ERIC Number: ED366319
Record Type: RIE
Publication Date: 1993-May-13
Reference Count: N/A
Media Meets the Curriculum: Uses, Abuses, Historic Perspective, and the Potential of Emerging Technologies.
Green, Douglas W.
A brief overview is presented of the use of educational media by teachers and students, along with some opinions about use and misuse. Opinions are supported by results of a survey of 55 teachers from the Binghamton City School District (New York) and information from informal interviews of teachers, library media specialists, and students. Most teachers appear to use media to complement delivery of the curriculum. Some use it often, and others, seldom. Most videos in current use are more that 10 minutes in length, and there is interest among teachers in shorter versions for classroom use. Most teachers are interested in expanding their use of technology, and most would like more information about it. The use of videodisks is expanding as the use of conventional films is decreasing. Most teachers recognize that the nature of the media itself has an impact on the curriculum and that it can affect the intended message. Many teachers give students tasks to complete during media presentations, but most do not use presentation time for grading or planning themselves. Secondary school students seldom use media to fulfill course requirements, but most teachers are willing to accept such work, and some appear to encourage it. An appendix contains 3 tables and 14 bar graphs representing survey findings. (SLD)
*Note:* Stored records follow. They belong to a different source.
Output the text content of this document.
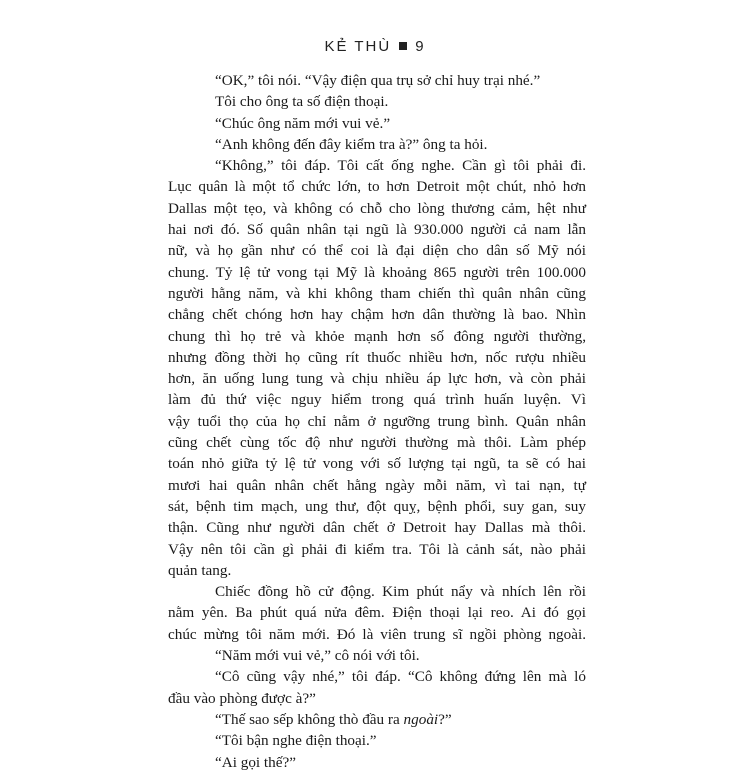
KẺ THÙ 9
“OK,” tôi nói. “Vậy điện qua trụ sở chỉ huy trại nhé.”
Tôi cho ông ta số điện thoại.
“Chúc ông năm mới vui vẻ.”
“Anh không đến đây kiểm tra à?” ông ta hỏi.
“Không,” tôi đáp. Tôi cất ống nghe. Cần gì tôi phải đi.
Lục quân là một tổ chức lớn, to hơn Detroit một chút, nhỏ hơn
Dallas một tẹo, và không có chỗ cho lòng thương cảm, hệt như
hai nơi đó. Số quân nhân tại ngũ là 930.000 người cả nam lẫn
nữ, và họ gần như có thể coi là đại diện cho dân số Mỹ nói
chung. Tỷ lệ tử vong tại Mỹ là khoảng 865 người trên 100.000
người hằng năm, và khi không tham chiến thì quân nhân cũng
chẳng chết chóng hơn hay chậm hơn dân thường là bao. Nhìn
chung thì họ trẻ và khỏe mạnh hơn số đông người thường,
nhưng đồng thời họ cũng rít thuốc nhiều hơn, nốc rượu nhiều
hơn, ăn uống lung tung và chịu nhiều áp lực hơn, và còn phải
làm đủ thứ việc nguy hiểm trong quá trình huấn luyện. Vì
vậy tuổi thọ của họ chỉ nằm ở ngưỡng trung bình. Quân nhân
cũng chết cùng tốc độ như người thường mà thôi. Làm phép
toán nhỏ giữa tỷ lệ tử vong với số lượng tại ngũ, ta sẽ có hai
mươi hai quân nhân chết hằng ngày mỗi năm, vì tai nạn, tự
sát, bệnh tim mạch, ung thư, đột quỵ, bệnh phổi, suy gan, suy
thận. Cũng như người dân chết ở Detroit hay Dallas mà thôi.
Vậy nên tôi cần gì phải đi kiểm tra. Tôi là cảnh sát, nào phải
quản tang.
Chiếc đồng hồ cử động. Kim phút nẩy và nhích lên rồi
nằm yên. Ba phút quá nửa đêm. Điện thoại lại reo. Ai đó gọi
chúc mừng tôi năm mới. Đó là viên trung sĩ ngồi phòng ngoài.
“Năm mới vui vẻ,” cô nói với tôi.
“Cô cũng vậy nhé,” tôi đáp. “Cô không đứng lên mà ló
đầu vào phòng được à?”
“Thế sao sếp không thò đầu ra ngoài?”
“Tôi bận nghe điện thoại.”
“Ai gọi thế?”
Descriptors: Curriculum Development, Educational History, Educational Media, Educational Technology, Elementary Secondary Education, Interviews, Multimedia Instruction, Secondary School Students, Secondary School Teachers, Surveys, Teacher Attitudes, Teaching Methods, Technological Advancement, Use Studies, Videodisks, Videotape Recordings
Publication Type: Dissertations/Theses
Education Level: N/A
Authoring Institution: N/A
Identifiers: Binghamton City Schools NY; Teacher Surveys
Note: Paper prepared in partial fulfillment of course requirements at Binghamton University.